Show a summary per file

File	Description
src/start-proxy/environment.ts	New module implementing environment inspection with functions to check proxy-related environment variables and Java configuration files
src/start-proxy/environment.test.ts	Comprehensive unit tests for the environment inspection module
src/start-proxy-action.ts	Integration of environment inspection with try-catch wrapper for best-effort execution
src/languages.ts	Addition of JavaEnvVars enum for consistent reference to Java environment variable names
src/init-action.ts	Refactored to use JavaEnvVars enum instead of string literals for JAVA_TOOL_OPTIONS
lib/*.js	Auto-generated JavaScript (not reviewed per coding guidelines)

[Copilot]

This code logs the complete value of proxy-related environment variables (HTTP_PROXY, HTTPS_PROXY, ALL_PROXY) at INFO level. These environment variables commonly contain embedded credentials in the format http://username:password@proxy:port. Logging these values would expose sensitive credentials in workflow logs.

Consider implementing sanitization to redact credentials from proxy URLs before logging, or logging only the presence/absence of these variables without their values (similar to how the else branch logs at DEBUG level that variables are not set).

[mbg]

I have added some protection against this in 99fcc7b by trying to parse the value as a URL in checkEnvVar and, if successful, clearing the username and password. Broadly, this should only be a concern for the members of ProxyEnvVars since, for the Java properties, there are separate http(s).proxyUser and http(s).proxyPassword which we don't try to find and therefore don't log.

[esbena]

LGTM with a very minor suggestion for yet another FF.

[esbena]

I'm probably grasping at straws here. But what if it is not our Java version that is problematic? But some other Java version chosen at a different point in time. I suppose this is somewhat addressed by the fact that we log File contents explicitly in addition to this effective settings logging

[mbg]

I think this is a valid question and one I have thought about.
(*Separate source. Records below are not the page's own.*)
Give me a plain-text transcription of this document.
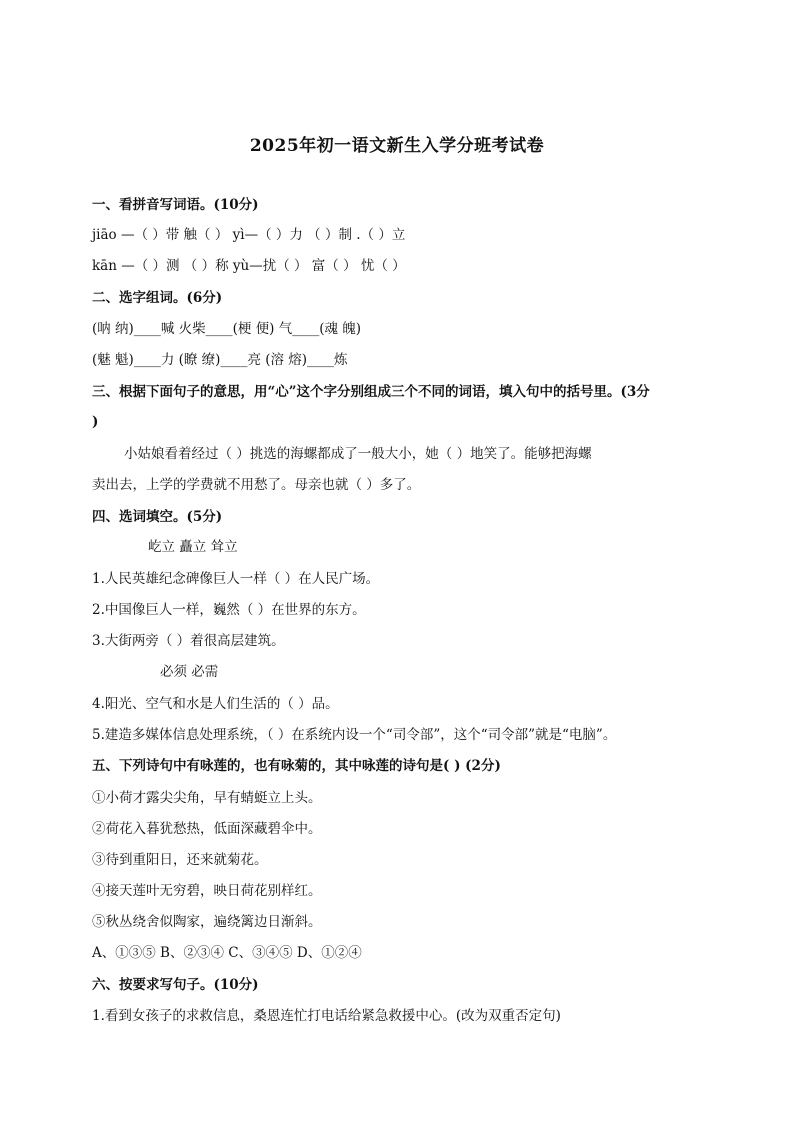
2025年初一语文新生入学分班考试卷
一、看拼音写词语。(10分)
jiāo —（ ）带 触（ ） yì—（ ）力 （ ）制 .（ ）立
kān —（ ）测 （ ）称 yù—扰（ ） 富（ ） 忧（ ）
二、选字组词。(6分)
(呐 纳)____喊 火柴____(梗 便) 气____(魂 魄)
(魅 魁)____力 (瞭 缭)____亮 (溶 熔)____炼
三、根据下面句子的意思，用“心”这个字分别组成三个不同的词语，填入句中的括号里。(3分
)
小姑娘看着经过（ ）挑选的海螺都成了一般大小，她（ ）地笑了。能够把海螺
卖出去，上学的学费就不用愁了。母亲也就（ ）多了。
四、选词填空。(5分)
屹立 矗立 耸立
1.人民英雄纪念碑像巨人一样（ ）在人民广场。
2.中国像巨人一样，巍然（ ）在世界的东方。
3.大街两旁（ ）着很高层建筑。
必须 必需
4.阳光、空气和水是人们生活的（ ）品。
5.建造多媒体信息处理系统，（ ）在系统内设一个“司令部”，这个“司令部”就是“电脑”。
五、下列诗句中有咏莲的，也有咏菊的，其中咏莲的诗句是( ) (2分)
①小荷才露尖尖角，早有蜻蜓立上头。
②荷花入暮犹愁热，低面深藏碧伞中。
③待到重阳日，还来就菊花。
④接天莲叶无穷碧，映日荷花别样红。
⑤秋丛绕舍似陶家，遍绕篱边日渐斜。
A、①③⑤ B、②③④ C、③④⑤ D、①②④
六、按要求写句子。(10分)
1.看到女孩子的求救信息，桑恩连忙打电话给紧急救援中心。(改为双重否定句)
Other than what you have already said about us inspecting some of the configuration files, my thinking is that there are essentially two scenarios since this is default setup:

1. The runner is a GH-hosted runner, and the configuration of all available JDKs is the standard one we can observe ourselves.
2. The runner is self-hosted and the active Java version at the time the action runs is probably the one a customer would intend to run their build with.

Based on that, I don't think this is unreasonable.